Anthony Petrocelli: FU Sandy 
So Saturday afternoon found him at his regular bar, for reasons well beyond thirst and college basketball on the bar's TVs.

"A friend of mine works here, and she told me they were getting a keg of FU Sandy," Anthony says. "So I said I'm going to come here and have a beer or two, get a couple glasses, give her one, I'll take one, and help support all the victims." 

Monday, February 11, 2013

FU Sandy, and the storm you rode in on

Flying Fish has released it's fundraiser beer, FU Sandy.

To find the hybrid wheat-pale ale that's intended to raise money for people affected by the Oct. 29 superstorm, check here.
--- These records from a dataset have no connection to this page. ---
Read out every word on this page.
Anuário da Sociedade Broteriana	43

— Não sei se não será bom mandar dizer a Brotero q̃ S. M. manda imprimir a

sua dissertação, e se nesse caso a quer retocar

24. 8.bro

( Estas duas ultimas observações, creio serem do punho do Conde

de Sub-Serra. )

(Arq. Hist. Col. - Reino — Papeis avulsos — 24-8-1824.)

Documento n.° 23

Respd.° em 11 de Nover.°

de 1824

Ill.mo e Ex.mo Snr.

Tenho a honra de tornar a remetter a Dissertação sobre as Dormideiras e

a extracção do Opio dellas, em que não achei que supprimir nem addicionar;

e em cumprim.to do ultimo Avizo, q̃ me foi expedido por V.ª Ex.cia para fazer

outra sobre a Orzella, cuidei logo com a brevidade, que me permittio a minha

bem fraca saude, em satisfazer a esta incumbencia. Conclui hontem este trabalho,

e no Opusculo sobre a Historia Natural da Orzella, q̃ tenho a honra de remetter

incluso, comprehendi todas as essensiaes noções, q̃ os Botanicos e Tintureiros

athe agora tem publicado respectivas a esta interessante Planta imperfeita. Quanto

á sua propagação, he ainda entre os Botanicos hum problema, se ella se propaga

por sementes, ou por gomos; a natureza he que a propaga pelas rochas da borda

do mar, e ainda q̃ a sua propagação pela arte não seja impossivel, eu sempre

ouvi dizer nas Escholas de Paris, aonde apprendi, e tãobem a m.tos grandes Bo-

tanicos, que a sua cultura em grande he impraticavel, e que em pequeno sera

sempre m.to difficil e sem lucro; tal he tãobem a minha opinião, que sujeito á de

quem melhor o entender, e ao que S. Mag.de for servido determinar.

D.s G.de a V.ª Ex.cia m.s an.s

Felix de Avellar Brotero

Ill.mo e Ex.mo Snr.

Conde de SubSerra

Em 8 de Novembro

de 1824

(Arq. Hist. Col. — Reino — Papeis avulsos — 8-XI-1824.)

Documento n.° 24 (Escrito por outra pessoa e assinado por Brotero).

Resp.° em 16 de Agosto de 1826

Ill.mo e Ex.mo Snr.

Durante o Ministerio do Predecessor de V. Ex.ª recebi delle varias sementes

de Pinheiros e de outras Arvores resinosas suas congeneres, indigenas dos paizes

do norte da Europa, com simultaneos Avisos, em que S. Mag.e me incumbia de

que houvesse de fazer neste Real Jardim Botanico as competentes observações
The beer was a limited run in draft only, so hurry. Also, each bar that got a keg will have a case of FU Sandy glassware to distribute.

Friday, January 18, 2013

Drink up, and fix the shore

Here's how you can put your beer dollar to a good cause:

Flying Fish plans to release a wheat-pale ale next month to raise money for hurricane relief efforts.

The beer, F.U. Sandy (the FU stands for forever unloved, and perhaps what else you're thinking), will be the first new brew coming out of Flying Fish since it moved to Somerdale from its founding location of Cherry Hill last year.

The brewery describes the beer as a 50-50 balance of two-row pale malt and American white wheat, hopped with ADHA 483, an experimental hop donated by the American Dwarf Hop Association. F.U. Sandy is an inaugural use for the hop in a beer, the brewery says.

The 100-keg production run will be draft only, but Flying Fish left the door open for something further, saying on its website "we'll see what happens."

OK, that said, here's the really important part: The brewery forecasts raising $50,000 to be steered to a New Jersey-based, grassroots charity dedicated to storm relief. The brewery is taking nominations on which charity and you can send yours via email: info@flyingfish.com.

Now, $50,000 may not sound like a lot of money (it is for a comparatively small company) when the damage from the Oct. 29th superstorm – a hurricane that swallowed a nor'easter and went on a major tear – rivals the entire state budget and that Long Beach Island alone got shredded to the tune of $1 billion.

But it is this: It's private industry contributing, and it's an example for other businesses that can to follow. Furthermore, at a time when holdouts in the U.S. House of Representatives suggest the private sector play a role (which it has – $400 million raised from relief drives/events, including the 12-12-12 concert) and prefer to play politics, stalling votes on aid, trying to blow up the aid package, and just generally and needlessly screwing things up, every little bit helps. (See The Daily Show's Jon Stewart size things up here.  And here. The rants are the both second segments in the show.)

Also, there is a serious problem at play here: The House finally approved $50 billion in aid; the Senate approved $60 billion by a far more bipartisan vote; the two versions have to be reconciled before they can get anywhere near a presidential pen for signing. And last week saw evidence of further skirmishes over the aid package, so this could get drawn out even more. Meanwhile, the Star Jet roller coaster sits in the drink.

So, by all means, fill your growlers, raise a pint and raise some money. Because it really matters.